Employers investigate accidents to determine what went wrong and to prevent future incidents. Accidents tend to have both immediate causes and root causes.
The immediate causes might be obvious, like ice on a sidewalk that caused a slip.
To identify root causes, look for process breakdowns and even motivations. Those will be harder to correct, but motivations for unsafe behavior must be addressed.
Immediate vs. root causes of workplace accidents
Suppose a forklift driver carried an unbalanced load that slid off the tines while going around a corner. The immediate causes might include failure to secure the load and driving too fast. Finding the root causes, however, involves asking questions like:
- Was the driver trained to secure loads and operate at safe speeds?
- Why didn’t the driver secure the load?
- Why was the driver going too fast?
- Was the driver ever reprimanded for taking too long and perhaps encouraged to speed up?
Finding the root causes will help identify corrective actions. For example, if the driver could not recognize an unstable load, training might be needed. However, if the driver knew the load was unstable but carried it anyway, something else is going on.
A root cause might be a staffing shortage that encourages workers to take safety shortcuts in order to meet production demands.

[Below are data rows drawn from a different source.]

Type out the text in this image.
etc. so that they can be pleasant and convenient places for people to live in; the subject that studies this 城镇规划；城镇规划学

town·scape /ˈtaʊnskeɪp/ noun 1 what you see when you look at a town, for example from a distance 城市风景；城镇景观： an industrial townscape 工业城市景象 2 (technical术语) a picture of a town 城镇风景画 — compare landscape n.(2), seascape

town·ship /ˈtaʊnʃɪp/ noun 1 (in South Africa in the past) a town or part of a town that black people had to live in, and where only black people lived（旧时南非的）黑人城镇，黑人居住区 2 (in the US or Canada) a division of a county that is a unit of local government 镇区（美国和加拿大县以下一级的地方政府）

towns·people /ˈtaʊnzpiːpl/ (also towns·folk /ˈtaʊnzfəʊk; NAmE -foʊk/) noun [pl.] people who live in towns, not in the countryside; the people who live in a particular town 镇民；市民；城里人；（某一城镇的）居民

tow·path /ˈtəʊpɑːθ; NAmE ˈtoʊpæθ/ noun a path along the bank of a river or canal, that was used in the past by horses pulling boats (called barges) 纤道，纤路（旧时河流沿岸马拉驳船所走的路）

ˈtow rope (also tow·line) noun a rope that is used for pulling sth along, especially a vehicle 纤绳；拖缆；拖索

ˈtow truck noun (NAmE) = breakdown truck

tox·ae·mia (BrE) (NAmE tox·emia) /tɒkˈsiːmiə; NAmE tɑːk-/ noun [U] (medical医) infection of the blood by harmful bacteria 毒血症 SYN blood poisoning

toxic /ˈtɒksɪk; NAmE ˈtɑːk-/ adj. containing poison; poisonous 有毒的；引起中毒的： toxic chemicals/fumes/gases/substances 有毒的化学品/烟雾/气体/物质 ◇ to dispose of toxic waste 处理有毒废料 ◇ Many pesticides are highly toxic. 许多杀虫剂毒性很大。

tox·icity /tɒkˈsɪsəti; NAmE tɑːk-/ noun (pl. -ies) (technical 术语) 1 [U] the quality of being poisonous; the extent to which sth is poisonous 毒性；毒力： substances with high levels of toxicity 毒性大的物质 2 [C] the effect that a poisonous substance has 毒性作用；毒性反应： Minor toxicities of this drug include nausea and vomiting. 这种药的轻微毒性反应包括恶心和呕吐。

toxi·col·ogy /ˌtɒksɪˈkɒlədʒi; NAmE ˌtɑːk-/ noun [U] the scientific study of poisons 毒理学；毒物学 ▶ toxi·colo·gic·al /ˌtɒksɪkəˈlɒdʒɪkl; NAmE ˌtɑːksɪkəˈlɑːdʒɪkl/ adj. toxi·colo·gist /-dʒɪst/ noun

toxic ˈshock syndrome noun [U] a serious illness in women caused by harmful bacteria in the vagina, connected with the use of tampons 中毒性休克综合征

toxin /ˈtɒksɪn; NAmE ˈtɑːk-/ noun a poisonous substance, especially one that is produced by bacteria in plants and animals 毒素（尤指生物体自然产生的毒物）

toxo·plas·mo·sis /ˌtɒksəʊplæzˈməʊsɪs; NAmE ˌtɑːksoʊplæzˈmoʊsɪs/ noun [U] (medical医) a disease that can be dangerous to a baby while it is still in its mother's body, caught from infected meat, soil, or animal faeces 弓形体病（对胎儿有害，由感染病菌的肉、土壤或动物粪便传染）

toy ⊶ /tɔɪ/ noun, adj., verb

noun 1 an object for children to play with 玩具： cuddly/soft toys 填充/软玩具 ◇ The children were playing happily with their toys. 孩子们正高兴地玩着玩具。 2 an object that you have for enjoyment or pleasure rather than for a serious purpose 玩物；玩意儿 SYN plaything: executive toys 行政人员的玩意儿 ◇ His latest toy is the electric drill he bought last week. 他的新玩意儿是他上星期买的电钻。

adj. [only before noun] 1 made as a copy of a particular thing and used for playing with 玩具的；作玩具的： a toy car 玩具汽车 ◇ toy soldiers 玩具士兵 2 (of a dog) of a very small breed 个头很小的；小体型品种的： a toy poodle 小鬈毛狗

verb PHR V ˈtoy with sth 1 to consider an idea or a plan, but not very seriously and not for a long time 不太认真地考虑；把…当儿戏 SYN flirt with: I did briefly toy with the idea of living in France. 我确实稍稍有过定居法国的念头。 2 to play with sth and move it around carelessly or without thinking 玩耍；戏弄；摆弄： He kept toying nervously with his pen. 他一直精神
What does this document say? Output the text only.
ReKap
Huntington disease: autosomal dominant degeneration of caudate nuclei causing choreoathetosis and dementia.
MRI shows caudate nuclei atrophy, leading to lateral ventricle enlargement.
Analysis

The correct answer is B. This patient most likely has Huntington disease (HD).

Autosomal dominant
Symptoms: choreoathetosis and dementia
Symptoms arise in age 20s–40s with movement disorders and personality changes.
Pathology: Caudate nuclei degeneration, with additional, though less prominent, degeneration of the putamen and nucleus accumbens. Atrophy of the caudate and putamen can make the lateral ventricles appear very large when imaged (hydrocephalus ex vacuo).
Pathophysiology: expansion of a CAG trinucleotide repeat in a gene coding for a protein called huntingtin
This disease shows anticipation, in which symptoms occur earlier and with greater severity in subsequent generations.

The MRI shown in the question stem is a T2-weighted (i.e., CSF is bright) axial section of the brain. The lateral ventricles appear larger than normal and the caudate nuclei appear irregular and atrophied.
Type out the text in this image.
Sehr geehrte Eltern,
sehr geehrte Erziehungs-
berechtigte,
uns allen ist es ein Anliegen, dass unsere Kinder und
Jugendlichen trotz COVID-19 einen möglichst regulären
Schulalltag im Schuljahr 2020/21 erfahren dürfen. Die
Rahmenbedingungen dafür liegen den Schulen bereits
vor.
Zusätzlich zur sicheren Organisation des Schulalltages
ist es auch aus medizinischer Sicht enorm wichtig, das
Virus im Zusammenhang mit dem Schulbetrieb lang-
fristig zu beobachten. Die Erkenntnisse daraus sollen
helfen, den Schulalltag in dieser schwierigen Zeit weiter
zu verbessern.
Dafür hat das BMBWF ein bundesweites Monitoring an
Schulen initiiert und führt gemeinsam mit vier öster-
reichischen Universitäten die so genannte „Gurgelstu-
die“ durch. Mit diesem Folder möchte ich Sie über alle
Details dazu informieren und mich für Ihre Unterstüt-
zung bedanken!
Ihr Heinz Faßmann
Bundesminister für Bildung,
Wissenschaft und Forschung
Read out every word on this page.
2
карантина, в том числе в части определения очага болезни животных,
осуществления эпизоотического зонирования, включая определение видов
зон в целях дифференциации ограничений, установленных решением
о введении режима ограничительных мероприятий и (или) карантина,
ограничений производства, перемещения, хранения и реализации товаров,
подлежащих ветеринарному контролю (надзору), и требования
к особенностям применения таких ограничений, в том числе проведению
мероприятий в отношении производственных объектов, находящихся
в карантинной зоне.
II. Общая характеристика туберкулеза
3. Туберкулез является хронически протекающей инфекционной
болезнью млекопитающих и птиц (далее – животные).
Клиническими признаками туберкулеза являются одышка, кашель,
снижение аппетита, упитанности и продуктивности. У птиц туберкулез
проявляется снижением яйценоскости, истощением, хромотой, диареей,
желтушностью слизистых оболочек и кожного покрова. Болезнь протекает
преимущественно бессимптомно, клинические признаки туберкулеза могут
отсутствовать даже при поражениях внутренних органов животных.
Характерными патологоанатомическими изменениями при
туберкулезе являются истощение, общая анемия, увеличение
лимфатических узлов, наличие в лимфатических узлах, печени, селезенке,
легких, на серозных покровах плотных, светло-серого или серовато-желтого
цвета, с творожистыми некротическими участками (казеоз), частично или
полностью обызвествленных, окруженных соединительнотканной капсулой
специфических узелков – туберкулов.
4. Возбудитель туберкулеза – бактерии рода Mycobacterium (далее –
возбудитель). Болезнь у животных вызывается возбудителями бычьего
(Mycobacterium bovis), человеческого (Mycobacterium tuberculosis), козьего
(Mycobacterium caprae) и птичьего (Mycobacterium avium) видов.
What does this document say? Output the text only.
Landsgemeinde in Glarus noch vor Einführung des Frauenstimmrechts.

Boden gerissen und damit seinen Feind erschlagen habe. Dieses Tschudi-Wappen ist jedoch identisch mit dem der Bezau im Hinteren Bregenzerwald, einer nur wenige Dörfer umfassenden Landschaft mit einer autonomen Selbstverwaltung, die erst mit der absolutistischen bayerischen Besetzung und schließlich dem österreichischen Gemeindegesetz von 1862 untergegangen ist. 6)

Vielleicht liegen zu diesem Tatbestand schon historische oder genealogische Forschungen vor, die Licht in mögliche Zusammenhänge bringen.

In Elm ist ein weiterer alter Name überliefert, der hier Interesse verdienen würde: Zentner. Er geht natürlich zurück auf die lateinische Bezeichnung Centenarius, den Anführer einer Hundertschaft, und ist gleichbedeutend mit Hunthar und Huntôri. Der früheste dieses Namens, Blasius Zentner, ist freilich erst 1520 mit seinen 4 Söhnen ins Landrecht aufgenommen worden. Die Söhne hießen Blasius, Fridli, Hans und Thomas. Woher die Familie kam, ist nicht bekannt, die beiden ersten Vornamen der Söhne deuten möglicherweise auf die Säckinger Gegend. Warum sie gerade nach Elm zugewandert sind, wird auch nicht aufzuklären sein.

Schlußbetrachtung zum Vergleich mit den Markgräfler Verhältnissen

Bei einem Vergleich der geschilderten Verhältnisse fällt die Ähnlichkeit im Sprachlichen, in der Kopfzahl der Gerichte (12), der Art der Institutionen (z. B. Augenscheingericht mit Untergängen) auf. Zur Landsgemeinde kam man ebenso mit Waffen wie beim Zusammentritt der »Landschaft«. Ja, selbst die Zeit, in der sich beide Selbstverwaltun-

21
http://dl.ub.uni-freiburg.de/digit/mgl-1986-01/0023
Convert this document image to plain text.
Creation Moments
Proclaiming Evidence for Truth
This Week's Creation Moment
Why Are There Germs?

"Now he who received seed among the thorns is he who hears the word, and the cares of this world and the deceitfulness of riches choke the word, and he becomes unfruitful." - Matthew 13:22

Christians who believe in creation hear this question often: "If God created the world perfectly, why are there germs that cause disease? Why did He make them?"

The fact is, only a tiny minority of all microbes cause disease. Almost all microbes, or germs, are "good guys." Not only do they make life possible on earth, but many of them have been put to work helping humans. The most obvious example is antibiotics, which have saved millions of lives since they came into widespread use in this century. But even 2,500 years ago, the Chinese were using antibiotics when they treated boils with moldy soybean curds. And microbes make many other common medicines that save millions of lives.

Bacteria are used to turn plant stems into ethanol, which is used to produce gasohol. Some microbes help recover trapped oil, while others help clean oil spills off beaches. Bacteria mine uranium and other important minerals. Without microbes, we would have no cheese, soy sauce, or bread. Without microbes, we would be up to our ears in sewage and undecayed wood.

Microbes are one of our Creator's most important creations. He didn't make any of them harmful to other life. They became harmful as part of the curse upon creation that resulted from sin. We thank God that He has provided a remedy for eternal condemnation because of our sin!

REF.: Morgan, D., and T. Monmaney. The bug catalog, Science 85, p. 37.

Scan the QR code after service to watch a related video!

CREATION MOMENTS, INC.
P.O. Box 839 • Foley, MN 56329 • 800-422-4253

Similarly, perhaps the driver was previously reprimanded for going too slow, and got the impression that production speed takes priority over safety.
Communication confusion
Communicating expectations can produce unintended consequences if workers hear something beyond the supervisor’s actual words. Supervisors need to ensure that safety remains an equal priority with productivity.
If the company’s focus is on production speed, with little focus on safety, then communicating production expectations could motivate shortcuts in safety. If that root cause is not addressed, workers will continue to take shortcuts, and will continue to cause accidents.